A proposta do escritório era trabalhar apenas com temas relacionados à reforma agrária?
Eu sempre trabalhei com isso. O Fachin e a Rosana, não. Eles trabalhavam também com direito de família, outras questões ligadas a contratos e tal.
Mas, sim, no começo o escritório era mais voltado para as questões de terra. E, evidentemente, não para defender o proprietário de terras. Defendíamos a propriedade de terra contra a posse. O nosso objeto era a defesa dos interesses do campo, da reforma agrária. Tanto é que eu e o Fachin, mais tarde, fomos procuradores gerais do Incra.
Então, o nosso escritório tinha lado.
Até quando funcionou o escritório?
Quando eu fui nomeado presidente da Funai [Fundação Nacional do Índio] e a Rosana foi nomeada desembargadora, o escritório praticamente acabou. O Fachin só foi remontar o escritório depois, quando a filha dele se formou. Mas já era outra configuração, e não me interessava mais, porque passou a lidar mais com direito de família.
Os advogados que são mais próximos ao campo político da esquerda costumam ter uma visão crítica do Direito Penal. Você lembra de ter conversado com o Fachin sobre isso em algum momento?
O Fachin, a vida inteira, foi civilista. Inclusive, quando ele trabalhava com terras, era sempre do ponto de vista civil. A questão dele eram os conceitos de posse e propriedade, simplesmente.
Todas essas concepções de Direito Penal sempre passaram muito longe do Fachin. E o Fachin também sempre passou muito longe do Direito Penal. Ele sempre esteve muito alheio a isso, então é muito difícil identificá-lo em algum desses campos.
Entretanto, ele sempre foi muito amigo de alguns penalistas, que eram do mesmo grupo de pensamento jurídico, que têm uma visão muito crítica do Direito Penal mesmo. Por exemplo, o Juarez Cirino, que sempre foi muito próximo a mim e a ele. Eu imagino que o Juarez deve influenciá-lo, em alguma medida, do ponto de vista jurídico, teórico. Posso citar outros, nesse sentido: o Rodrigo Rios e o Jacinto Coutinho, por exemplo.
Quando eles começaram a pensar em universidade, em pensamento acadêmico, eu diria que o Fachin teve uma proximidade teórica muito grande com esses penalistas.

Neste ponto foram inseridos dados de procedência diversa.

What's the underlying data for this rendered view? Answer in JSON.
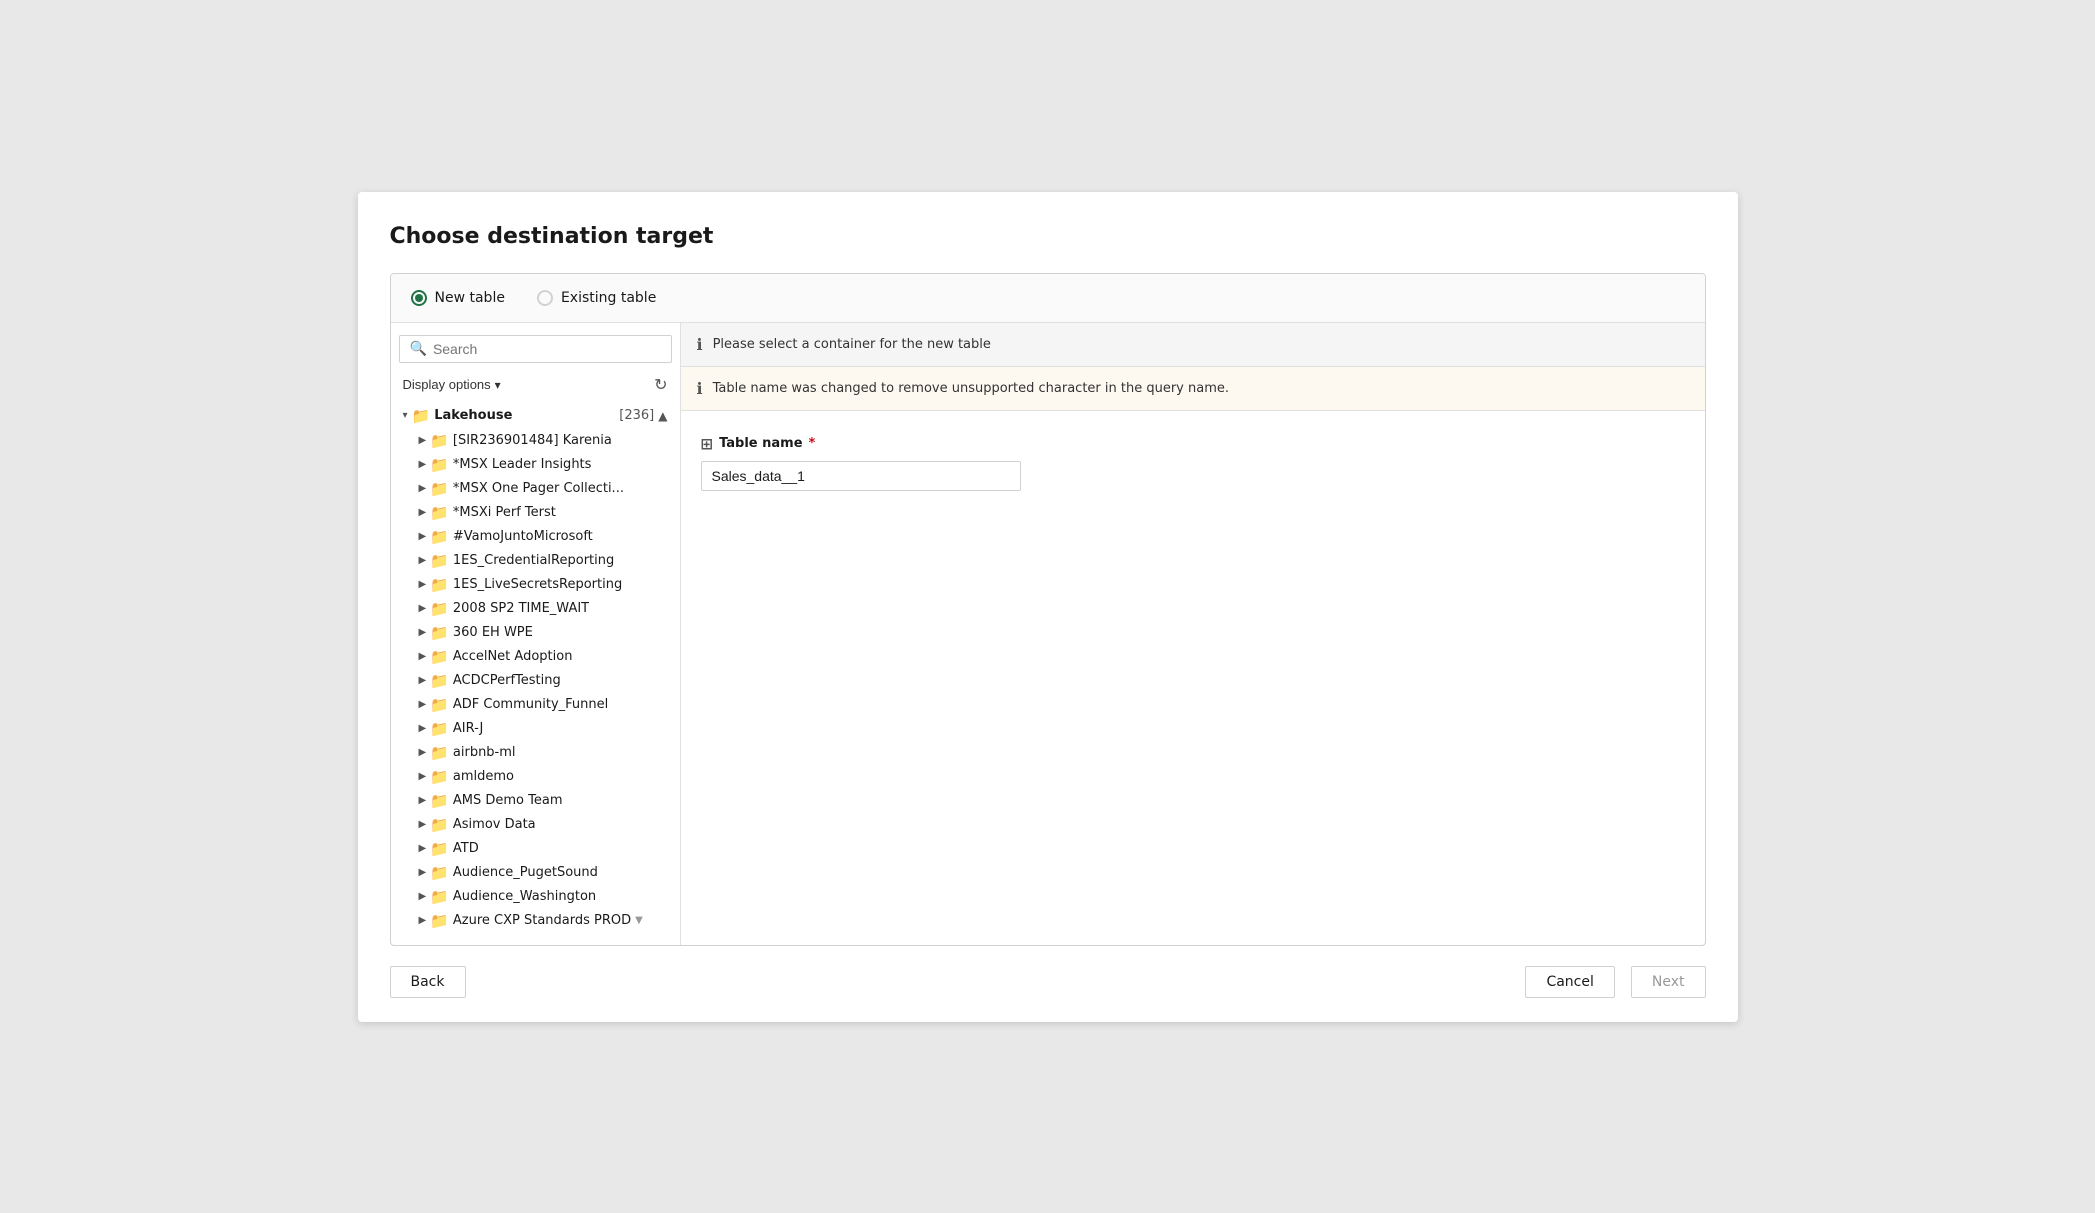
{
  "dialog": {
    "title": "Choose destination target"
  },
  "radio": {
    "options": [
      {
        "id": "new-table",
        "label": "New table",
        "selected": true
      },
      {
        "id": "existing-table",
        "label": "Existing table",
        "selected": false
      }
    ]
  },
  "search": {
    "placeholder": "Search",
    "value": ""
  },
  "display_options": {
    "label": "Display options"
  },
  "tree": {
    "root": {
      "label": "Lakehouse",
      "count": "[236]"
    },
    "items": [
      {
        "label": "[SIR236901484] Karenia"
      },
      {
        "label": "*MSX Leader Insights"
      },
      {
        "label": "*MSX One Pager Collecti..."
      },
      {
        "label": "*MSXi Perf Terst"
      },
      {
        "label": "#VamoJuntoMicrosoft"
      },
      {
        "label": "1ES_CredentialReporting"
      },
      {
        "label": "1ES_LiveSecretsReporting"
      },
      {
        "label": "2008 SP2 TIME_WAIT"
      },
      {
        "label": "360 EH WPE"
      },
      {
        "label": "AccelNet Adoption"
      },
      {
        "label": "ACDCPerfTesting"
      },
      {
        "label": "ADF Community_Funnel"
      },
      {
        "label": "AIR-J"
      },
      {
        "label": "airbnb-ml"
      },
      {
        "label": "amldemo"
      },
      {
        "label": "AMS Demo Team"
      },
      {
        "label": "Asimov Data"
      },
      {
        "label": "ATD"
      },
      {
        "label": "Audience_PugetSound"
      },
      {
        "label": "Audience_Washington"
      },
      {
        "label": "Azure CXP Standards PROD"
      }
    ]
  },
  "banners": {
    "info": "Please select a container for the new table",
    "warning": "Table name was changed to remove unsupported character in the query name."
  },
  "form": {
    "table_name_label": "Table name",
    "table_name_value": "Sales_data__1",
    "required": "*"
  },
  "footer": {
    "back_label": "Back",
    "cancel_label": "Cancel",
    "next_label": "Next"
  }
}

[Nota: Jacinto Coutinho assinou no ano passado uma carta pública em repúdio às medidas arbitrárias da operação Lava Jato. Leia aqui a íntegra do manifesto. O criminalista Juarez Cirino dos Santos atuou na defesa do ex-presidente Lula até março deste ano, e chegou a comparar a atuação do juiz Sérgio Moro à de um “inquisidor” em dezembro de 2016]
A nomeação do Fachin como ministro, em 2015, coincidiu com um momento de desmoralização do STF. De lá para cá, você entende que ele contribuiu, de alguma forma, mudar essa configuração?

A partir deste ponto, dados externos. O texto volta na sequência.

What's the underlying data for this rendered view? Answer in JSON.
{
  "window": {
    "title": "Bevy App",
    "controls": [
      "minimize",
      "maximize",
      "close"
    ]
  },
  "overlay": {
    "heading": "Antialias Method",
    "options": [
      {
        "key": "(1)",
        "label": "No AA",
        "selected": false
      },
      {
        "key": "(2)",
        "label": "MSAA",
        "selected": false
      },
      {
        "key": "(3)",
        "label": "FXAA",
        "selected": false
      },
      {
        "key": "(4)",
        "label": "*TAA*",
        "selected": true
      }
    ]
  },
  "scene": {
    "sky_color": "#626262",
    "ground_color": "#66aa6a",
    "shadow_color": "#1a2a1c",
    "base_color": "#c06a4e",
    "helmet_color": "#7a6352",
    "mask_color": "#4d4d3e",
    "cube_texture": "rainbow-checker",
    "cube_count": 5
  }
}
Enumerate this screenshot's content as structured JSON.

O STF começou a se desfazer com o Mensalão, em 2006. Assim como o Fachin, os outros ministros não são criminalistas. A Rosa Weber é do Trabalho, o Gilmar Mendes é Constitucionalista, o Barroso também… e não tem nenhum criminalista. Então, eles fizeram um julgamento, no caso do Mensalão, sem nenhum pensamento ou reflexão mais profunda sobre o Direito Penal. Fizeram um julgamento eminentemente político, e aí se perderam.
O Fachin foi candidato ao STF umas seis vezes. E eu sempre disse que o Fachin era um jurista que tinha condições de colocar o STF novamente em discussão. Porque o Supremo teve uma posição histórica, desde 2000, extremamente negativa para os movimentos populares.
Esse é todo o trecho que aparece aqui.